Yaşıyor, yapıyor ve tüketiyor
Beton metropoldeki yapıları oluşturan ana materyallerden biri... Duvarlar, cadde ve sokaklar, viyadükler, köprüler, barajlar, setler, stadyumlar, hava ve deniz limanları, otobüs terminalleri, taşıyıcı elemanlar… Hep içinde/üstünde/altındayız.

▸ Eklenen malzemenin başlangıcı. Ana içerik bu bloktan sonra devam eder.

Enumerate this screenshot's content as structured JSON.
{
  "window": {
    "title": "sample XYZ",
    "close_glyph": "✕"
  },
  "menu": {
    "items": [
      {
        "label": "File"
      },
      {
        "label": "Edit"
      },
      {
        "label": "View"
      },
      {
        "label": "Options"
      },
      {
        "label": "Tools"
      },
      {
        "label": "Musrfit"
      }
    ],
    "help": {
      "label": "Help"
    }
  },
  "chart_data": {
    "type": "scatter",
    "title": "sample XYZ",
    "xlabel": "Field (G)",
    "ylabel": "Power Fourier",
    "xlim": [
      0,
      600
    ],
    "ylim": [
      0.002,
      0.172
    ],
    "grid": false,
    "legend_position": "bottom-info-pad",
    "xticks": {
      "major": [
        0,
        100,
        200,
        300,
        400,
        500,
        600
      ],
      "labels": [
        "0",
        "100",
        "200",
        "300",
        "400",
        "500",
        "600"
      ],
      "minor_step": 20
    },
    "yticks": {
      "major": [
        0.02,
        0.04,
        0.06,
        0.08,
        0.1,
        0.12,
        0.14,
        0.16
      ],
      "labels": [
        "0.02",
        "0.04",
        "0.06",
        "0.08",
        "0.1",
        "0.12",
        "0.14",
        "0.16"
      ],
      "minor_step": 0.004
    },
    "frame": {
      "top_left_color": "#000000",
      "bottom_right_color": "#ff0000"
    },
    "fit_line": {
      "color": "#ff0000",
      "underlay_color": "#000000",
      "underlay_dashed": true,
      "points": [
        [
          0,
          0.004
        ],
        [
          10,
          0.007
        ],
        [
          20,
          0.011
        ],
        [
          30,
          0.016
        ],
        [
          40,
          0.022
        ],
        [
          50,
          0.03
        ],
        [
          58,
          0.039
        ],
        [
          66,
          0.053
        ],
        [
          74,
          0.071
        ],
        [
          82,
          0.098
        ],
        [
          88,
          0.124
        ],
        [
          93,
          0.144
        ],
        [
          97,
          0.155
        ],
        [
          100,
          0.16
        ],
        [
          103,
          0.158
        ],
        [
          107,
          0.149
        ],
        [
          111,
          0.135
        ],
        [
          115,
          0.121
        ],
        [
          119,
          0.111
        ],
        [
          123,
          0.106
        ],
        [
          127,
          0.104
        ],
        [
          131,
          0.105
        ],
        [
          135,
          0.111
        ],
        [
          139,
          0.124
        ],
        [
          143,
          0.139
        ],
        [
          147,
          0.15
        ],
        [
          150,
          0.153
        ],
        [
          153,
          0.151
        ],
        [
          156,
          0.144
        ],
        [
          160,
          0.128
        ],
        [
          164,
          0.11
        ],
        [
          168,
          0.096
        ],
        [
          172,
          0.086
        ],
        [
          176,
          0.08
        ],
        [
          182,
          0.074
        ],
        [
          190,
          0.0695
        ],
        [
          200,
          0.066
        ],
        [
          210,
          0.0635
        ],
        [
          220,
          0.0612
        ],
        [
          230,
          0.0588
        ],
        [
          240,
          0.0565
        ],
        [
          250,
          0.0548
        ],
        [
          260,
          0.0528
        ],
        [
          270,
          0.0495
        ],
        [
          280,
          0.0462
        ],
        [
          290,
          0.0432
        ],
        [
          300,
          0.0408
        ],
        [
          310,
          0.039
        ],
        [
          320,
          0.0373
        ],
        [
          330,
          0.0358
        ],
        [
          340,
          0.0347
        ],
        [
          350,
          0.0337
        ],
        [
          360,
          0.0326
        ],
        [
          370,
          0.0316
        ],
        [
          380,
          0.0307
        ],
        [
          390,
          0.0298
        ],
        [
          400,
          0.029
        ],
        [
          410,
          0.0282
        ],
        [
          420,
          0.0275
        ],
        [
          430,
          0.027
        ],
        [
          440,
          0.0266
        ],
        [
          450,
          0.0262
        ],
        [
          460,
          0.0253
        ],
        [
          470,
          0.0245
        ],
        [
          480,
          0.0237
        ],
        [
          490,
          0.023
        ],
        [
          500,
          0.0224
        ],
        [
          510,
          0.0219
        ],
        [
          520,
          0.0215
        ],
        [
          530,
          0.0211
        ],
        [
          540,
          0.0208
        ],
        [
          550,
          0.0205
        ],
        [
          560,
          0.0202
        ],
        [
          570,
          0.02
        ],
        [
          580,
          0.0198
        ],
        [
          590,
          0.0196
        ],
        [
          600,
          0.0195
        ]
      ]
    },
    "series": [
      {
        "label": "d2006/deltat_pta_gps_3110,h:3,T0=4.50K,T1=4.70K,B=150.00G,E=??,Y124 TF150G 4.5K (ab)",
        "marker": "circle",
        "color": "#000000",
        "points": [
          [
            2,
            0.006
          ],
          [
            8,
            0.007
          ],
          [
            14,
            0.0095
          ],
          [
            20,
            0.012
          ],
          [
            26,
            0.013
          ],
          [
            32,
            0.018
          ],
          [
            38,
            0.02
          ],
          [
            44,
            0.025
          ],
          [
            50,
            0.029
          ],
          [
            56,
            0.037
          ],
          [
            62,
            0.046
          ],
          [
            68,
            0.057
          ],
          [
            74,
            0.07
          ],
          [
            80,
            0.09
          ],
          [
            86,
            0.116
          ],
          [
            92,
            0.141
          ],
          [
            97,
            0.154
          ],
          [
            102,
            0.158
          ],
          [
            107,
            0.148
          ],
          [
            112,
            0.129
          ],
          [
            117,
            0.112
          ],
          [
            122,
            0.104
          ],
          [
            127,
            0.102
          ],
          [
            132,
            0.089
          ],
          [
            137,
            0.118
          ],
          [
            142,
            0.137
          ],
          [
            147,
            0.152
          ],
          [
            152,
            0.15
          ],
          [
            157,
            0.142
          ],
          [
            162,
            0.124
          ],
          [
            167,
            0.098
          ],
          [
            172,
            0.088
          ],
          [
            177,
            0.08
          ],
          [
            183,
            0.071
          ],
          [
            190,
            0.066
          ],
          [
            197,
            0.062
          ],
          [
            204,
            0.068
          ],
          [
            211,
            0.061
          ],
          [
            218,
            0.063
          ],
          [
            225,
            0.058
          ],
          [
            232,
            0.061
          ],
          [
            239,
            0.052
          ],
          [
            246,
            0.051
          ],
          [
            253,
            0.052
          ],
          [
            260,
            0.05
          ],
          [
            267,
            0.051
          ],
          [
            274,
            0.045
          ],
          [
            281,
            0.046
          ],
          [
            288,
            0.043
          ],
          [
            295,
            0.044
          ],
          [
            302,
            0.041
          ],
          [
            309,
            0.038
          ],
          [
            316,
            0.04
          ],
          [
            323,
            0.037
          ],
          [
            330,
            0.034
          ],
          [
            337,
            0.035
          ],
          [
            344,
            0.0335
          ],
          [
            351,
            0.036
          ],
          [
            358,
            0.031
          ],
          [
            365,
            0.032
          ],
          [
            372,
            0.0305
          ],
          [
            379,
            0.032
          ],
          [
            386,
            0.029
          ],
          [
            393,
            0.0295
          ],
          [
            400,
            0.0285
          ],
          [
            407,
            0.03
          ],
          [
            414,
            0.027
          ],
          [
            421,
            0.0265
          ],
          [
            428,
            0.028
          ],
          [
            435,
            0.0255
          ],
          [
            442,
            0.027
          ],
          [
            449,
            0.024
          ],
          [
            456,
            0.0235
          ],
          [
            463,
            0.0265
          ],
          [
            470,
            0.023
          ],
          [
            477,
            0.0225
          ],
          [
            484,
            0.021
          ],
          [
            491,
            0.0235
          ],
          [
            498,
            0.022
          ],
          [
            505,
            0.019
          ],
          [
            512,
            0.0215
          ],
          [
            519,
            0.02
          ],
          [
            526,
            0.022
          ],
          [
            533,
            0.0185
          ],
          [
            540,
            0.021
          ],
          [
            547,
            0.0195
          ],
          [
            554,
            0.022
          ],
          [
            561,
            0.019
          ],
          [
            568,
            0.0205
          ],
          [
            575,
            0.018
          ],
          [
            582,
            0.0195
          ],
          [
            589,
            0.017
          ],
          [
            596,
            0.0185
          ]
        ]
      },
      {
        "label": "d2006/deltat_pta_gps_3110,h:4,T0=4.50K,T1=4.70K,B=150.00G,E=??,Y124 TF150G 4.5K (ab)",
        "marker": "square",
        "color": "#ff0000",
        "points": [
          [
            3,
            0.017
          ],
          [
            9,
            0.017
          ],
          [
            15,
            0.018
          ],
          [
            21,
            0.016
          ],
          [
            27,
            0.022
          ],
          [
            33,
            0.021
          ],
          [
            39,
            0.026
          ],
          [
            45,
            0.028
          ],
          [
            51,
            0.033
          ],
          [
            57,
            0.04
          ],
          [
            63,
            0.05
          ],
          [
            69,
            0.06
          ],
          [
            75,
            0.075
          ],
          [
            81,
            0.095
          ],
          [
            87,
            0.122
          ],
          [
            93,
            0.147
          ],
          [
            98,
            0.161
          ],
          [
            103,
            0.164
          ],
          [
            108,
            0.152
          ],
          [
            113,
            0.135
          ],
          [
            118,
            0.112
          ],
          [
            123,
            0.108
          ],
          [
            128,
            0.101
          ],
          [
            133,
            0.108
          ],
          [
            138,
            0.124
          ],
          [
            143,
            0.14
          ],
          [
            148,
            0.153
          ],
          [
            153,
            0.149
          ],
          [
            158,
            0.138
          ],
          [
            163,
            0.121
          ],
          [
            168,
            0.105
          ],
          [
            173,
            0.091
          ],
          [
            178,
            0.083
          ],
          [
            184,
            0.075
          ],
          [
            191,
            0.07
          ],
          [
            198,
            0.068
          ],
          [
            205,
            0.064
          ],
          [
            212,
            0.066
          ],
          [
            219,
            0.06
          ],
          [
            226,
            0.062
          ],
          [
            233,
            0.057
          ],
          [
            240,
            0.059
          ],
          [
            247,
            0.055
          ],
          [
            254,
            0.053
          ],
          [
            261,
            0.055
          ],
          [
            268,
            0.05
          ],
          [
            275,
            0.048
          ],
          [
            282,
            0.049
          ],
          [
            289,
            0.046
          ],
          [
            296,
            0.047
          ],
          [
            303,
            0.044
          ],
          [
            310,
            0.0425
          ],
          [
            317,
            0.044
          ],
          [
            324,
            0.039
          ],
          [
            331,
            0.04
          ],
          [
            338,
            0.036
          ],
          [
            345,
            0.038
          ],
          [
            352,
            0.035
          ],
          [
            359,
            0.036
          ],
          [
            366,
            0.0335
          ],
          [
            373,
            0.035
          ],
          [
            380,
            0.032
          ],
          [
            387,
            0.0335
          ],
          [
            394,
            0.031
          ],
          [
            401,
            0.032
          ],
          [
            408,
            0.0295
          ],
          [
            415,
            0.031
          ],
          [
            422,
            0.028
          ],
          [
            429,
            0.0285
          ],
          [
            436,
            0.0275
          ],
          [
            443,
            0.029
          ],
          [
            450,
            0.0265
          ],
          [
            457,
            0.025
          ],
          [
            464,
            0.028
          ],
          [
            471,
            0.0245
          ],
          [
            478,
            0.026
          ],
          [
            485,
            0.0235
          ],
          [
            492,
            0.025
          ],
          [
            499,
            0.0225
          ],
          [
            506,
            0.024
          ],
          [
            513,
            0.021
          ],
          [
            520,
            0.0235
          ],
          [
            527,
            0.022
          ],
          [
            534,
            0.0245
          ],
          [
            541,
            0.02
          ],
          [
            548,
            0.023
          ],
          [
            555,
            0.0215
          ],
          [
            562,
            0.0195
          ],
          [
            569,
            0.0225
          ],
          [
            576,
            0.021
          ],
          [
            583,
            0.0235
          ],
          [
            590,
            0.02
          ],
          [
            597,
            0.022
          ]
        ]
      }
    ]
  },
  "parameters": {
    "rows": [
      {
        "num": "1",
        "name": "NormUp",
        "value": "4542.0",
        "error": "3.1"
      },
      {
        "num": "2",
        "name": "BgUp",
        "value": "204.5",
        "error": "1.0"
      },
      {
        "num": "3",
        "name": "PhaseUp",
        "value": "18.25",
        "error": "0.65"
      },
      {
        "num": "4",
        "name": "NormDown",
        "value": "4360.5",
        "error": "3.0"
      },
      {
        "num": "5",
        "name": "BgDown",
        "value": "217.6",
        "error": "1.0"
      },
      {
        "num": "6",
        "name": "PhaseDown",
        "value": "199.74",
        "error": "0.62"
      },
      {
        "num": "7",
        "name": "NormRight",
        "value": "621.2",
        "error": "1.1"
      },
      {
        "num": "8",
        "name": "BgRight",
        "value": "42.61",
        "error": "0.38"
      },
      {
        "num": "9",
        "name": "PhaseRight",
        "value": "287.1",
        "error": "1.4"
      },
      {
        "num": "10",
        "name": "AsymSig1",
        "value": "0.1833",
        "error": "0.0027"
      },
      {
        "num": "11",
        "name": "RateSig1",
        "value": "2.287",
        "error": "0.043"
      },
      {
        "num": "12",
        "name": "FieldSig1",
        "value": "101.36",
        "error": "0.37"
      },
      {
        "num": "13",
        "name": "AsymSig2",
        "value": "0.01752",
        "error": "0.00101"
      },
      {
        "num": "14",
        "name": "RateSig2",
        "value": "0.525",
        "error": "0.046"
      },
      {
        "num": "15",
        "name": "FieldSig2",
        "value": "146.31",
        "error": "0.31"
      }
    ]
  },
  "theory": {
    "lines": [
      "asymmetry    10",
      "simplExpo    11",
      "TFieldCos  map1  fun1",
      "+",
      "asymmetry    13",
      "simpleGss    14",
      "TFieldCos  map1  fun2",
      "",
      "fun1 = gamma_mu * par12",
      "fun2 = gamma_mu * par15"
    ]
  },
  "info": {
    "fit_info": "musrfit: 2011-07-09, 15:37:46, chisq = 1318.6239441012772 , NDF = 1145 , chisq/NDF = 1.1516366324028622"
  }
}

Harun Antakyalı kentin olmazsa olmazlarından bir materyali "Beton"u sahipleniyor ve şöyle diyor:
"İnsanını fiziksel ve psikolojik işkencelerle itirafa zorlayan bir coğrafyadan bilim, sanat ve düşün insanı değil, itaat eden biat kültürünü benimseyen nesiller yetişir. Uzmanlaşma olmaz, olamaz. Kişinin kendini eğitmesi otoriteye göre suç sayılabilir. Sosyal yaşam birey için ne kadar önemli ise sanat için de o kadar önemlidir. Geleneksel teknikleri reddeden sanatçı, suçlu mudur? Estetik kolay okumalarla masum iken, zor okuma gerektiren bulgular ile yapıtı ve onu üreten insanı neye, kime göre suçlu kılar?"
Antakyalı bu kez betonlarıyla sanatın kime ve neye göre suç olduğunu arıyor…
Sergi Ankara m1886'da 5 Ekim / 17 Kasım 2013 tarihleri arasında görülebilecek.